Aimer ou ne pas aimer le baseball? Je dis aimer! Dans une société qui n’a cessé d’accélérer, le baseball avait perdu de son lustre. Certains le qualifiaient de sport pour flancs mous, pour gens sans vie avec trop de temps à perdre. Mais dans une société qui frappe le mur à 120 km/h, le baseball devient un exutoire. L’éloge d’une lenteur nécessaire.

On a intégré une horloge au baseball, mais juste pour éviter les séquences interminables où le lanceur se fouille dans le nez pendant que le frappeur se replace le paquet. On a limité les matchs de saison régulière, mais en éliminatoires, on joue. On joue jusqu’à ce que ce soit fini. Pas de limite. Pas de souper qui appelle. On joue.

Dans notre société pressée, où les médecins ont six minutes pour nous écouter, nous examiner et nous rassurer, le baseball offre un rare moment non limité dans le temps. On joue 18 manches s’il le faut. Et après, on va manger. Certains, des protéines, d’autres comme Alejandro Kirk, probablement une excellente pizza flanquée de deux bières. Je n’en sais rien, mais je l’espère.

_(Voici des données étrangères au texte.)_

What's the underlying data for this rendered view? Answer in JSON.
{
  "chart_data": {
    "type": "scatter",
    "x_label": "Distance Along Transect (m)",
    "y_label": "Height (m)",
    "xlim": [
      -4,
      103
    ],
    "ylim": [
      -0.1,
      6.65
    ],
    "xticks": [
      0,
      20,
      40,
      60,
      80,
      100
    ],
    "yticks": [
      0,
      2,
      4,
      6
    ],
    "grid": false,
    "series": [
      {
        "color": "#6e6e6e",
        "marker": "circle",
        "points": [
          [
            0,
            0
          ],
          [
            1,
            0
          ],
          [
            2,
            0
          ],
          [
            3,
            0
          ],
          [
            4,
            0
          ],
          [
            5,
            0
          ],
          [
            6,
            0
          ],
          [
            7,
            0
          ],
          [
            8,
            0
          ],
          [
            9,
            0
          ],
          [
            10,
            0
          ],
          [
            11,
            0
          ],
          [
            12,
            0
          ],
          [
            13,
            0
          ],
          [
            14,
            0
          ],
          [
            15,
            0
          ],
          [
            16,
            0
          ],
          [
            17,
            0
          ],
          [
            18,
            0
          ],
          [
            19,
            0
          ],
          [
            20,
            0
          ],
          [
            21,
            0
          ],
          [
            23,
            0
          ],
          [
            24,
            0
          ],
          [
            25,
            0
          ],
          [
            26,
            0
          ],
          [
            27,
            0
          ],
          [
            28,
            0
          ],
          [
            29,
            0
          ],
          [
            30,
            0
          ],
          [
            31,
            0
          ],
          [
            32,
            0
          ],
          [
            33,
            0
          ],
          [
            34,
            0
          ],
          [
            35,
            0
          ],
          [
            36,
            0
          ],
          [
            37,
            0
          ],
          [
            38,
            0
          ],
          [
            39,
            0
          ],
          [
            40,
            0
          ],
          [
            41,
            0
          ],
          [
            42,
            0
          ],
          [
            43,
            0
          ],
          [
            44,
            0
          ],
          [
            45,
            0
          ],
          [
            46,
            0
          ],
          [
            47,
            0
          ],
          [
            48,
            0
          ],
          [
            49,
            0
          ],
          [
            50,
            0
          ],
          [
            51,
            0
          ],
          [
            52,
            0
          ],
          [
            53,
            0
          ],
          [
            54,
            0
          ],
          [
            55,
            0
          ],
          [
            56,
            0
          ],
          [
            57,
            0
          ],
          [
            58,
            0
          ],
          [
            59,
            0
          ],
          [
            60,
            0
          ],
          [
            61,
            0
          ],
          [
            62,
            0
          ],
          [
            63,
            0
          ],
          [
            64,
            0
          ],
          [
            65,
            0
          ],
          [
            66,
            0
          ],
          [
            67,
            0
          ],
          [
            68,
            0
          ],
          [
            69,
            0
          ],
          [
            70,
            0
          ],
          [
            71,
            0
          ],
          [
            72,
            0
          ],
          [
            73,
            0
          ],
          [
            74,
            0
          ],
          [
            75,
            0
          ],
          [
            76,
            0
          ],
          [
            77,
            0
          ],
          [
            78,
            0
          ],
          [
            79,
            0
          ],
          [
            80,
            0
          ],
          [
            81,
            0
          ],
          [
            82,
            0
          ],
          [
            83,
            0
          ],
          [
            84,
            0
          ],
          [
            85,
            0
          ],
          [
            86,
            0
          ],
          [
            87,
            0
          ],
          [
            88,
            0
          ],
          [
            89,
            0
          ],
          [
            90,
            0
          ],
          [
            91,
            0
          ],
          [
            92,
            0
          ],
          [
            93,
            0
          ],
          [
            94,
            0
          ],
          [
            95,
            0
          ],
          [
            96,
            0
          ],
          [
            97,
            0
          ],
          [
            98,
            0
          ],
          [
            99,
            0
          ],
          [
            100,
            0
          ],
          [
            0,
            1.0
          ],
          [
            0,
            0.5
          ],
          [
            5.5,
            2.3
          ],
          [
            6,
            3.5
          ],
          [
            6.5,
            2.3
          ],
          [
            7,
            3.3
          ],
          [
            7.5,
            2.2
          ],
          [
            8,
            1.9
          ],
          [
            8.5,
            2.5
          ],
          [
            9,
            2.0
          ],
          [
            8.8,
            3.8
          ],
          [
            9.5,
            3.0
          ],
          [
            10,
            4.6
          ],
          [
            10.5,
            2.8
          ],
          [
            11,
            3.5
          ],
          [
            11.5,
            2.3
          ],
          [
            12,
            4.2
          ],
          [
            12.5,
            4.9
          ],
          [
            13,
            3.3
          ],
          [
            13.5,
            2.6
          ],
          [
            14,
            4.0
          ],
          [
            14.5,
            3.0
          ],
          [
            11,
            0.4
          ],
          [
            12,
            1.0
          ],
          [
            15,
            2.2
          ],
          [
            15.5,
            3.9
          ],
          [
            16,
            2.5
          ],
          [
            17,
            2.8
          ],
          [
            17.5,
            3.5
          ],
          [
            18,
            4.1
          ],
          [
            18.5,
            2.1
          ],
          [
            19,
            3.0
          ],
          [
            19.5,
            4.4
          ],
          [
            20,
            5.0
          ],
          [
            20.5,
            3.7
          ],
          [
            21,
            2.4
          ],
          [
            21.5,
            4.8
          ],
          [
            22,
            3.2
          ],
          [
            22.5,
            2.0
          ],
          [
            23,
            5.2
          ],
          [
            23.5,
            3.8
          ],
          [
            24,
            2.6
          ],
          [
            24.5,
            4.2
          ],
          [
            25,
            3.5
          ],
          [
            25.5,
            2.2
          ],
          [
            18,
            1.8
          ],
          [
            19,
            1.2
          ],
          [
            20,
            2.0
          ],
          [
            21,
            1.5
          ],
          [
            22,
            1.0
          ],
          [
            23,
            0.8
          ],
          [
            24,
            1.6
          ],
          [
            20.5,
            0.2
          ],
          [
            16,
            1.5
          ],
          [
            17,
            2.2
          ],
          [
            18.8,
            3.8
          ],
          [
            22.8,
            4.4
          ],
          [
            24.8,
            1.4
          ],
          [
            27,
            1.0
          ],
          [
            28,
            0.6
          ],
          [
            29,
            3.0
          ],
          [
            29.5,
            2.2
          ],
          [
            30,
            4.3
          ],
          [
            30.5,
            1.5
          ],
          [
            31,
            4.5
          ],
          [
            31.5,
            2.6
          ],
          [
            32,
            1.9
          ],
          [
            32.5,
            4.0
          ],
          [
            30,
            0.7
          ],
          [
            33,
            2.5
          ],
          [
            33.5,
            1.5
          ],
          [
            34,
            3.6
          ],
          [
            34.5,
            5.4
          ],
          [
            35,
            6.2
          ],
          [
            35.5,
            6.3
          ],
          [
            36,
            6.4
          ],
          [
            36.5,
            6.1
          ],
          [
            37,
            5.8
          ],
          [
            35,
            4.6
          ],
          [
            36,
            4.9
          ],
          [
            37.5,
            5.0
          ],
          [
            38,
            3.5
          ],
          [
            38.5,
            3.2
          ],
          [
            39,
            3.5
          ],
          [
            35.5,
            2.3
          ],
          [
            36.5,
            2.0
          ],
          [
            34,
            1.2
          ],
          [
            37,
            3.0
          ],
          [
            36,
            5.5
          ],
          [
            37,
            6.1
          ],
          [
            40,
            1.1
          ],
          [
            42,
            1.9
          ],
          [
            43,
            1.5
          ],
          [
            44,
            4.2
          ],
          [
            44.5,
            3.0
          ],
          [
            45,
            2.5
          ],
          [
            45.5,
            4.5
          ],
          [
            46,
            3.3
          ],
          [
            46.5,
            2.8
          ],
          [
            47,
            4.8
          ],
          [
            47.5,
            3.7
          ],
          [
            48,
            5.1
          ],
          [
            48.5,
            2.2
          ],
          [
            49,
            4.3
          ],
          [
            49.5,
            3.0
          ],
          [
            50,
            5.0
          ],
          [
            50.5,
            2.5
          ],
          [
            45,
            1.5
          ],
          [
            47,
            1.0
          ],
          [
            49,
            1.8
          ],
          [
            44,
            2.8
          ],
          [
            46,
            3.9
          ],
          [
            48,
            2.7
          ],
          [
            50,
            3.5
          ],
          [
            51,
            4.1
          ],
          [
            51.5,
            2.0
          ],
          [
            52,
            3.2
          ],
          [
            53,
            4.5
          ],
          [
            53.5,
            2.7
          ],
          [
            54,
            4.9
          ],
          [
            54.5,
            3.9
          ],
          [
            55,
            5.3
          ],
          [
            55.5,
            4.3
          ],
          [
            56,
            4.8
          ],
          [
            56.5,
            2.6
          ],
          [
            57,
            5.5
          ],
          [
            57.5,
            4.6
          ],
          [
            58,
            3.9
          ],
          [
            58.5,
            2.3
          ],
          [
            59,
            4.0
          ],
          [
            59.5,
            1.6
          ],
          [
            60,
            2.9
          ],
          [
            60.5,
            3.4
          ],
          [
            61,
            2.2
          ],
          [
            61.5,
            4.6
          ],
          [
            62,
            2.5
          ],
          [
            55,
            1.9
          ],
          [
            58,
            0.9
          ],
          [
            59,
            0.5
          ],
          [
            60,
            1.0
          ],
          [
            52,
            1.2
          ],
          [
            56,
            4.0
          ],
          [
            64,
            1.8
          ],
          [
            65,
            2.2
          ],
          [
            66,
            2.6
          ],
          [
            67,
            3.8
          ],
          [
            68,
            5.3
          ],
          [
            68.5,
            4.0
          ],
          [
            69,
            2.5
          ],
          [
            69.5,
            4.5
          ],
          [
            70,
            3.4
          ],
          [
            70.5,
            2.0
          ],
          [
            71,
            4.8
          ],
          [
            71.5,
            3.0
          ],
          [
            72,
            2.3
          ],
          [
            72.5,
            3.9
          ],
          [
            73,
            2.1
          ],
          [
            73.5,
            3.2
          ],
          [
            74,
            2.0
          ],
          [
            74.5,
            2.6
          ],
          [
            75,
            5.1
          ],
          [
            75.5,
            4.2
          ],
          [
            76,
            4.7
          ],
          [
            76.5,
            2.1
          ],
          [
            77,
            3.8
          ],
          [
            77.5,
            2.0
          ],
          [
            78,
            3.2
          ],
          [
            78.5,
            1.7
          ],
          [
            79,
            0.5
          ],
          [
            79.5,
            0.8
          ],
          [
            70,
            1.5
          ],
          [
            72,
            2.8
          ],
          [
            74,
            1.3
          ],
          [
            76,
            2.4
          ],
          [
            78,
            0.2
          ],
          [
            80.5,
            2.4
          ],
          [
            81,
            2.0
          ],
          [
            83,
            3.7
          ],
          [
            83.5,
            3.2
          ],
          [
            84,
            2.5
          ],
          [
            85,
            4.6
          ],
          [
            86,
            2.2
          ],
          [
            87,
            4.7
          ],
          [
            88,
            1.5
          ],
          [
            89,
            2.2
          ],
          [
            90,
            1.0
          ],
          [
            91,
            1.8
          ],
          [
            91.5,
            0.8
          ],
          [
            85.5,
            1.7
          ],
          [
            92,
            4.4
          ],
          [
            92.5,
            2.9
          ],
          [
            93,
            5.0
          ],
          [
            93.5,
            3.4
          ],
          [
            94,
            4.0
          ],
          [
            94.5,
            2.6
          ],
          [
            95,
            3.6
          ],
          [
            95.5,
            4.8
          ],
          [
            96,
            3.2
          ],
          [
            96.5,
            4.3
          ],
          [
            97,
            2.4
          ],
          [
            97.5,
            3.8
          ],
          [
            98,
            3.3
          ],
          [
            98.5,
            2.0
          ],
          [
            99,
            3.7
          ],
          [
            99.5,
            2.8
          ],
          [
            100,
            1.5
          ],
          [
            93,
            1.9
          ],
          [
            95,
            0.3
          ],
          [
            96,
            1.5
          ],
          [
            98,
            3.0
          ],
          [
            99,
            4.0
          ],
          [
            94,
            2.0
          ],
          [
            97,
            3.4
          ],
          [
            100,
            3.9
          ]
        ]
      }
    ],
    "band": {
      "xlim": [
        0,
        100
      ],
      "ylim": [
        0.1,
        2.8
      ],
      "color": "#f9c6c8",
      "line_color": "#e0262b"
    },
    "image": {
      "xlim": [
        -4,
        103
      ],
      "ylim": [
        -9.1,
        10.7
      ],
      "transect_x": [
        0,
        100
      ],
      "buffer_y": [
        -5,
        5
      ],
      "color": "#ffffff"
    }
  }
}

Capitaine Kirk donne espoir. Le p’tit gros dont tout le monde a déjà ri au parc du coin peut gagner la Série mondiale en jouant un rôle déterminant. Alejandro et Guerrero, le p’tit Québécois qui nous rend fiers. Fiers de regarder le baseball d’octobre en pensant à Rodger, celui qui, le premier, nous a fait aimer ce sport! Je t’aime, Rodger!